Geschichte wird meist nur aus der Perspektive der großen Männer erzählt. Der Berliner Sebastian Haffner hat sich 1939 erlaubt, seine Geschichte, die eines ganz normalen Deutschen im Dritten Reich zu erzählen.

Haffners Geschichte ist spannend, weil er ein überaus sympathischer Charakter ist, jemand der früh den Nationalsozialismus als das wahrhaft Böse ausmacht. Man fiebert mit ihm mit, ob er es schafft, seinen Plan in die Realität umzusetzen und aus Deutschland wegzugehen.

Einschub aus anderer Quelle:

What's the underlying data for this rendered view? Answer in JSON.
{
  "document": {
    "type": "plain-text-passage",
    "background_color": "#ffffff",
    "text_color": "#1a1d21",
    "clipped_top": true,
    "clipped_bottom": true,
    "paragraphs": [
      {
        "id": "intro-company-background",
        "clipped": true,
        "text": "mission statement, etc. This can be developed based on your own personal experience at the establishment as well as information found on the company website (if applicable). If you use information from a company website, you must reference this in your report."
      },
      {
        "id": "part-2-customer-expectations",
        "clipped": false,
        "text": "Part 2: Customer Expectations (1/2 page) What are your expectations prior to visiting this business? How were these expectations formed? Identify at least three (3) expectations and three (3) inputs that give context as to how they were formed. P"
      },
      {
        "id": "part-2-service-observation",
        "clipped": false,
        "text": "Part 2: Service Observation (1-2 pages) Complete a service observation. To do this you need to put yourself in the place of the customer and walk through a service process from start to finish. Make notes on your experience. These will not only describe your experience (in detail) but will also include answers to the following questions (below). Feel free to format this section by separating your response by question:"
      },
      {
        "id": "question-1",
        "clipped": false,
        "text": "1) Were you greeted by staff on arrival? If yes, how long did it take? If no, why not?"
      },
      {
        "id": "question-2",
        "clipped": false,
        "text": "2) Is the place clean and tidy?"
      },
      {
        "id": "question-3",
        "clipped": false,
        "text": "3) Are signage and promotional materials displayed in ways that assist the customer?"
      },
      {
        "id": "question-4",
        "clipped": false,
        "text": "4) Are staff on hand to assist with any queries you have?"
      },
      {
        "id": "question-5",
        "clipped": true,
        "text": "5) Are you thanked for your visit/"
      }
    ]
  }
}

Gleichschaltung, Volksgemeinschaft, das Ende der Meinungsfreiheit: Das alles sind Begriffe die wir oft gehört haben. In Haffners Geschichte bekommen sie Farbe, werden zu gelebter Realität.

Haffner zeigt, wie man plötzlich niemandem mehr trauen kann, den man vor der Machtergreifung zu seinem weiteren Freundeskreis zählte, andere Freunde plötzlich um ihre Zukunft und ihr Leben fürchten müssen, weil sie der falschen Religion angehören.

Sebastian Haffners „Geschichte eines Deutschen“ ist, wie auch seine anderen Bücher „Anmerkungen zu Hitler“ und „Von Bismarck zu Hitler“ sehr gut zu lesen und extrem empfehlenswert.